[UVa 11400]Lighting System Design-优快云博客

Problem Description

You are given the task to design a lighting system for a huge conference hall. After doing a lot of calculation and sketching, you have figured out the requirements for an energy-efficient design that can properly illuminate the entire hall. According to your design, you need lamps of n different power ratings. For some strange current regulation method, all the lamps need to be fed with the same amount of current. So, each category of lamp has a corresponding voltage rating. Now, you know the number of lamps and cost of every single unit of lamp for each category. But the problem is, you are to buy equivalent voltage sources for all the lamp categories. You can buy a single voltage source for each category (Each source is capable of supplying to infinite number of lamps of its voltage rating.) and complete the design. But the accounts section of your company soon figures out that they might be able to reduce the total system cost by eliminating some of the voltage sources and replacing the lamps of that category with higher rating lamps.
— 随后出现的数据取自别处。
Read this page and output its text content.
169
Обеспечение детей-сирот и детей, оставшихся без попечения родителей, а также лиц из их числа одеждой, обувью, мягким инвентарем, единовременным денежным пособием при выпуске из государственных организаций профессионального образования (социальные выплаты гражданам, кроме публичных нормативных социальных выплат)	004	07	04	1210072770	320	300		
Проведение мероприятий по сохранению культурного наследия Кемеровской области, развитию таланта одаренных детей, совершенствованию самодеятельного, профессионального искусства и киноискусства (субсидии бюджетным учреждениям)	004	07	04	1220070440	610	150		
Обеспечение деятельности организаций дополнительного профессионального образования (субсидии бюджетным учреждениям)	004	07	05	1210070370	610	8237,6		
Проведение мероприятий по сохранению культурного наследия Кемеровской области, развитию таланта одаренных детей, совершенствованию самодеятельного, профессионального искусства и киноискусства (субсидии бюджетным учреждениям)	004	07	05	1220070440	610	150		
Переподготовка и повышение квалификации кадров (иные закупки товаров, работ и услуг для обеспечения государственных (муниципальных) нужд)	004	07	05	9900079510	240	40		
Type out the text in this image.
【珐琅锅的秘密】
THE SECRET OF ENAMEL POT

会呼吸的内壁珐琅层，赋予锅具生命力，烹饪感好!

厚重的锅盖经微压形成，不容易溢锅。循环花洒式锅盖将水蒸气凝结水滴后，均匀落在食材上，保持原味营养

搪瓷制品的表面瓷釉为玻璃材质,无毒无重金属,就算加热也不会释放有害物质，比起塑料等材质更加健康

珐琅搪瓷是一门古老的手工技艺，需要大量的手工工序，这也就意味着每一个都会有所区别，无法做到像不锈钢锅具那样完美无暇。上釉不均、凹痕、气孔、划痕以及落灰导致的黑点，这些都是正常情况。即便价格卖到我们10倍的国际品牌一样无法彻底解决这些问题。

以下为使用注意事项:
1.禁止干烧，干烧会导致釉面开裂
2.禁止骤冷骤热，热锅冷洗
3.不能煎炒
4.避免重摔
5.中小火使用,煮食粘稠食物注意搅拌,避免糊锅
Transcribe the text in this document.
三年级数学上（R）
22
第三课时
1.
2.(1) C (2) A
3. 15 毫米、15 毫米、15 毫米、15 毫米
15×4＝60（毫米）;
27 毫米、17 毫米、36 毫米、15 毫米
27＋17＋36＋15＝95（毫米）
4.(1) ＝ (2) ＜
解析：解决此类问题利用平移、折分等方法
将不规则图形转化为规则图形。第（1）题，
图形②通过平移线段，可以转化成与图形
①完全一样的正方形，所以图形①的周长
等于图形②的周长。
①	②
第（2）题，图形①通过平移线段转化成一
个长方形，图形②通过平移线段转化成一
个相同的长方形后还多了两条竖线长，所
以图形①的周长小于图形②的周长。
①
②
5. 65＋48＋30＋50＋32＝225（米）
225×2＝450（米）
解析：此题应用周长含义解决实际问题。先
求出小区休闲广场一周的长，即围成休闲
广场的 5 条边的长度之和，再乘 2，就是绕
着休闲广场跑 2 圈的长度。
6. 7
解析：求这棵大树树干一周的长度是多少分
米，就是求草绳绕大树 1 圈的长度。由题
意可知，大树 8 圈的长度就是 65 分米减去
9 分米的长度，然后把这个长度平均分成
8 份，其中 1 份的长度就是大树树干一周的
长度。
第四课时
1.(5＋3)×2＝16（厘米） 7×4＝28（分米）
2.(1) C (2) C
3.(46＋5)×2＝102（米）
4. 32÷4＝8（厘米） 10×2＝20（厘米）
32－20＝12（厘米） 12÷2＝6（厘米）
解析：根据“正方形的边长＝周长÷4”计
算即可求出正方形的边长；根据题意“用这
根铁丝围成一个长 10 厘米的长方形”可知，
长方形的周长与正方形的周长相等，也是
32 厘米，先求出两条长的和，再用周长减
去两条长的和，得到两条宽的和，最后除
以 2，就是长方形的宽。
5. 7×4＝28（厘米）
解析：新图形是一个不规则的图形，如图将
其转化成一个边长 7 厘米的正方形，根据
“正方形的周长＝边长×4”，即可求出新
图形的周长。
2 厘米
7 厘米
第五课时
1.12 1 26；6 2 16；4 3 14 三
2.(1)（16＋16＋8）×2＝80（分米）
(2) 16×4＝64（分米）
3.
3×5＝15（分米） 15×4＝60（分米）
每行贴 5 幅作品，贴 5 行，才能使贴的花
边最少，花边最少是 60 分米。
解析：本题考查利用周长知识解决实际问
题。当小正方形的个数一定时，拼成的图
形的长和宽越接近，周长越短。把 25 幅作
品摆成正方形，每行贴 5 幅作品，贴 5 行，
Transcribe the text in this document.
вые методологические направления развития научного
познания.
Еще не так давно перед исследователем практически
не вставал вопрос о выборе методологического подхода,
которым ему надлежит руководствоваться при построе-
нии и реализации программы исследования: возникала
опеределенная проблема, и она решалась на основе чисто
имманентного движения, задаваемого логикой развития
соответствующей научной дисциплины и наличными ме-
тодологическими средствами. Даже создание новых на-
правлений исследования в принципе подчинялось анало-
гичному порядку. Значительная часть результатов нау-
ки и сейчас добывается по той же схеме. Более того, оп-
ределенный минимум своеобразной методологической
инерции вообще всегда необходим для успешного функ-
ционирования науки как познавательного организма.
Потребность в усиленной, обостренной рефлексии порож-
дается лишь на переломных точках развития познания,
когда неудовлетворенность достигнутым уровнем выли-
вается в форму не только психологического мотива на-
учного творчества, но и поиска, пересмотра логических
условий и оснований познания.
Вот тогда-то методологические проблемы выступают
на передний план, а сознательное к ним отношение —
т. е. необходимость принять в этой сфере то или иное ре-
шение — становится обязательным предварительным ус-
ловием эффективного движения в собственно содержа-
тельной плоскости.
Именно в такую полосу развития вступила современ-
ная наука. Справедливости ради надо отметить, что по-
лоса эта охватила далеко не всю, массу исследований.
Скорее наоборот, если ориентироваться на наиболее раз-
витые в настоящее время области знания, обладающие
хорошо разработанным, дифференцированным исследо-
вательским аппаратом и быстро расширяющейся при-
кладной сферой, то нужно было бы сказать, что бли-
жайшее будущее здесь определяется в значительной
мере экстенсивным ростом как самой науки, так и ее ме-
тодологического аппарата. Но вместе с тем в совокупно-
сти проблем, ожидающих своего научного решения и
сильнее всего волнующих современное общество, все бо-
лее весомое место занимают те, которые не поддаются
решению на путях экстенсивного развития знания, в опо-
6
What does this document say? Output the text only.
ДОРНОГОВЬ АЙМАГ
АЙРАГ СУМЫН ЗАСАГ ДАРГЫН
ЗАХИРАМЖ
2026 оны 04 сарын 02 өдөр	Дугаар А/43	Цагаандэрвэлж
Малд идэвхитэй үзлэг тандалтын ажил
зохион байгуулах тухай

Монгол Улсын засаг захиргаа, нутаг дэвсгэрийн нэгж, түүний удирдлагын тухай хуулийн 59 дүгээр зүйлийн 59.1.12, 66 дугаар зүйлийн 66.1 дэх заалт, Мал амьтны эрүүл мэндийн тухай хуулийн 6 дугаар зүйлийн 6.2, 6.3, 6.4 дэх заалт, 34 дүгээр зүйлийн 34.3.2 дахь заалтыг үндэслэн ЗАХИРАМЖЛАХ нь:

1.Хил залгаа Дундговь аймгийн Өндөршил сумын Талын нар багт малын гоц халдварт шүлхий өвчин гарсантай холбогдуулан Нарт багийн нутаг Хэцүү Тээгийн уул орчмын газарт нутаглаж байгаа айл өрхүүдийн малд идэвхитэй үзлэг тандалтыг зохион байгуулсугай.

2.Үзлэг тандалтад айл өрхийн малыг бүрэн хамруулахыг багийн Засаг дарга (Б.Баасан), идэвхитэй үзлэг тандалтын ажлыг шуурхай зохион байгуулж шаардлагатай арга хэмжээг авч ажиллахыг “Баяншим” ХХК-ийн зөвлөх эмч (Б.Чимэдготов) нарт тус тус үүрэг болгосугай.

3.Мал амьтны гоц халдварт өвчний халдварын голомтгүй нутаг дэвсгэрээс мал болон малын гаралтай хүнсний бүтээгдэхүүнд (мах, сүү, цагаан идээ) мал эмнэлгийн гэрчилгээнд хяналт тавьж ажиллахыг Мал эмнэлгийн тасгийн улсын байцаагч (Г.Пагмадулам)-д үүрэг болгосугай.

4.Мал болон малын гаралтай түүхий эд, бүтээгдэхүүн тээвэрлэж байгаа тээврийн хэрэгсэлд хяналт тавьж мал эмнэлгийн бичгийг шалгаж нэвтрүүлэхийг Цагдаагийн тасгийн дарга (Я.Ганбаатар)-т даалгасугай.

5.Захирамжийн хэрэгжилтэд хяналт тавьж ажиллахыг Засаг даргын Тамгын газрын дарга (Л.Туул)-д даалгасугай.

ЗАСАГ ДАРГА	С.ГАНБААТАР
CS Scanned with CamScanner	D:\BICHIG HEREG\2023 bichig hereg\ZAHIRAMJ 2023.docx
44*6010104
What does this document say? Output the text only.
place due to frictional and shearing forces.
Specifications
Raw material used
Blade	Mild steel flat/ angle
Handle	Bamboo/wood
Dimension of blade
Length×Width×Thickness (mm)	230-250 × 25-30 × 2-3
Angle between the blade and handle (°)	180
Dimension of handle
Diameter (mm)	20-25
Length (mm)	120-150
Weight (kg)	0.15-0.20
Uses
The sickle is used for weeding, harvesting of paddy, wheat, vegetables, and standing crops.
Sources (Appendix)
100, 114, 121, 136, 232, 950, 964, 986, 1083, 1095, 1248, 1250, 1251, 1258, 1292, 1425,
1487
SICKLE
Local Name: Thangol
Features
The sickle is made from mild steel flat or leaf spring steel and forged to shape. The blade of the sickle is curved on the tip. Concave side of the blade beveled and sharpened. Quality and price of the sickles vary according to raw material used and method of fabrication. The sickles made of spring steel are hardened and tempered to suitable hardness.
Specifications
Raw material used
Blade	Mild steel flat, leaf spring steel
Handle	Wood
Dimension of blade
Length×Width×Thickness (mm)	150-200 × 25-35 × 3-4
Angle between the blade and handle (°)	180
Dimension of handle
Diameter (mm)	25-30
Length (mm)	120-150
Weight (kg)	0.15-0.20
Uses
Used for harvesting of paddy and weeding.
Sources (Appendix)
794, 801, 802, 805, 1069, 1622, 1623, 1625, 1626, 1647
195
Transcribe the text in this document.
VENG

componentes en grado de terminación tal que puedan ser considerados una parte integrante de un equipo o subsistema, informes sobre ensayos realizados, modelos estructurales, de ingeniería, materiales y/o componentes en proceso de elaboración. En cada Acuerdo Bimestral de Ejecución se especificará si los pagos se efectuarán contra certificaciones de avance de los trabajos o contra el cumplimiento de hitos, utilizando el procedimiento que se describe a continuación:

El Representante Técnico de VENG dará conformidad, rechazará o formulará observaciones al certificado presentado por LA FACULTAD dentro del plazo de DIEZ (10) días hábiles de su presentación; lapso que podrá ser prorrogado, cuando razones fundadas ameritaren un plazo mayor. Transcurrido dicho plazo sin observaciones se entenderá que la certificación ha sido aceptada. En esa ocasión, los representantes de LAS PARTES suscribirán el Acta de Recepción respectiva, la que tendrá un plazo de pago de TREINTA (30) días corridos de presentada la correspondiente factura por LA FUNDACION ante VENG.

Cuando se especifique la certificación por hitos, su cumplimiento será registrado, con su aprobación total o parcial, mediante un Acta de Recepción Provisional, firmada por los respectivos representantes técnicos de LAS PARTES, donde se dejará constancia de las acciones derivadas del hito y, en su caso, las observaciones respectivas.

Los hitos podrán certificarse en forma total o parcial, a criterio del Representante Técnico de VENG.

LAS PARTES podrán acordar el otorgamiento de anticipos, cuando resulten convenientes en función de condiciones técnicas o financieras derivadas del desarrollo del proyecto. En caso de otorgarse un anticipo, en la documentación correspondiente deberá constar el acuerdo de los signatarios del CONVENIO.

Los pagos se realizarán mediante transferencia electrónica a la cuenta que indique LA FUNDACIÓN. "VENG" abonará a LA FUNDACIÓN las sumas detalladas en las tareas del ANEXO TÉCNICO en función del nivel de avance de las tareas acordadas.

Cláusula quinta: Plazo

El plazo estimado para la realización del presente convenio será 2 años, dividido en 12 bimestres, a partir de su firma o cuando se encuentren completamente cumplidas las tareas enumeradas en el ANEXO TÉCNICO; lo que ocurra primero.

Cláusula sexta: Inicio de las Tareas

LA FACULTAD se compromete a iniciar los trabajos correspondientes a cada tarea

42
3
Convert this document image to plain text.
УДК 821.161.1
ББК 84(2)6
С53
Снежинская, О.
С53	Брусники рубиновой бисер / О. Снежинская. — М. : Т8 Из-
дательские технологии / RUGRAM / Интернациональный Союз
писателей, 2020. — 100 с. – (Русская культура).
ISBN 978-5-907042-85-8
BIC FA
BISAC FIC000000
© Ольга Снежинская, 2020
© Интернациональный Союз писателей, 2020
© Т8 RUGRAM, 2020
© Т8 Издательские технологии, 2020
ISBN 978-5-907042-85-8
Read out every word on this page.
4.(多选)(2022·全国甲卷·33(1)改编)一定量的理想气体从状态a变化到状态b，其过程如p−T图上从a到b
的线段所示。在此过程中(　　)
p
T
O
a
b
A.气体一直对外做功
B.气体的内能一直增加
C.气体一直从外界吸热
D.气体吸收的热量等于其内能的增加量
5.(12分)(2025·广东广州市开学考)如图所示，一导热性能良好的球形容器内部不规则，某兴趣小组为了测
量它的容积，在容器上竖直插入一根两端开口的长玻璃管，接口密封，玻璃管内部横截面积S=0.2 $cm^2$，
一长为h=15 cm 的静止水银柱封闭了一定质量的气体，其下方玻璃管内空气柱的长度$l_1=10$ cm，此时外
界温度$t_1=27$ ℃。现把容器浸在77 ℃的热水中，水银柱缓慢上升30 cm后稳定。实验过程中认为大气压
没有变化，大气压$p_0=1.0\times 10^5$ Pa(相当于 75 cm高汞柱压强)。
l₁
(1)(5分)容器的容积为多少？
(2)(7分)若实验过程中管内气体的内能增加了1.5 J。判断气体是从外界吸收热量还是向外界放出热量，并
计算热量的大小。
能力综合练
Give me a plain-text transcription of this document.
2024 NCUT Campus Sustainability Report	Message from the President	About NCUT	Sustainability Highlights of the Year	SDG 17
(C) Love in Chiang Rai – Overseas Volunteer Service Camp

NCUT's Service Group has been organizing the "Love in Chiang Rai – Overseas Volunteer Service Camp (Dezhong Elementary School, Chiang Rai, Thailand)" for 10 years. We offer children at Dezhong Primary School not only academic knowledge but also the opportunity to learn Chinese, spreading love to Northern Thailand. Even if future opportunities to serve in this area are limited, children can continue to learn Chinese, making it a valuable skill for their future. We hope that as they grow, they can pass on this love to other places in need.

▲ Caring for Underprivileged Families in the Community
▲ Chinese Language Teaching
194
Certainly you can never replace a lamp by a lower rating lamp as some portion of the hall might not be illuminated then. You are more concerned about money-saving than energy-saving. Find the minimum possible cost to design the system.

Input

Each case in the input begins with n (1 ≤ n ≤ 1000), denoting the number of categories. Each of the following n lines describes a category. A category is described by 4 integers - V (1 ≤ V ≤ 132000), the voltage rating, K (1 ≤ K ≤ 1000), the cost of a voltage source of this rating, C (1 ≤ C ≤ 10), the cost of a lamp of this rating and L (1 ≤ L ≤ 100), the number of lamps required in this category. The input terminates with a test case where n = 0. This case should not be processed.

Output

For each test case, print the minimum possible cost to design the system.

Sample Input

3
100 500 10 20
120 600 8 16
220 400 7 18
0

Sample Output

778

My Problem Report

这道题代码非常简单，状态也不复杂，但值得好好总结一番。
我在看题解之前自己建立了一个二维的状态，最后发现时间复杂度太高了。这道题的突破口在于总结出一个规律“每种电压的灯泡要么全换，要么全不换”。
为什么这个规律这么重要呢？因为它将一个多重背包问题转化成了一个0/1背包问题，我们的状态也就随之简化了很多。其实一开始我在发现自己建立的状态效率太低的时候就应该思考一下下面两种可能：

1.状态建复杂了，或者有技巧可以将状态简化
2.状态建错误了，或者是把题意理解得太复杂。

此题具体的状态和状态转移在《入门经典》上已写得非常详细，这里不再累述。

My Source Code

//  Created by Chlerry in 2015.
//  Copyright (c) 2015 Chlerry. All rights reserved.
//

#include <cstdio>
#include <cstdlib>
#include <iostream>
#include <algorithm>
#include <sstream>
#include <cstring>
#include <climits>
#include <string>
#include <vector>
#include <cmath>
#include <stack>
#include <queue>
#include <set>
#include <map>
using namespace std;
#define Size 1010
#define ll long long
#define mk make_pair
#define pb push_back
#define mem(array, x) memset(array,x,sizeof(array))
typedef pair<int,int> P;

struct point
{
    int v,k,c,l;
}a[Size];
int n,cnt[Size],f[Size];
bool cmp(point a,point b)
{
    return a.v<b.v;
}
int main()
{
    // freopen("in.txt","r",stdin);
while(cin>>n && n)
{
    for(int i=1;i<=n;i++)
        cin>>a[i].v>>a[i].k>>a[i].c>>a[i].l;
    sort(a+1,a+n+1,cmp);
    for(int i=1;i<=n;i++)
        cnt[i]=cnt[i-1]+a[i].l;
    for(int i=1;i<=n;i++)
    {
        f[i]=INT_MAX;
        for(int j=0;j<i;j++)
            f[i]=min(f[i],f[j]+(cnt[i]-cnt[j])*a[i].c+a[i].k);
    }
    cout<<f[n]<<endl;
}
    return 0;
}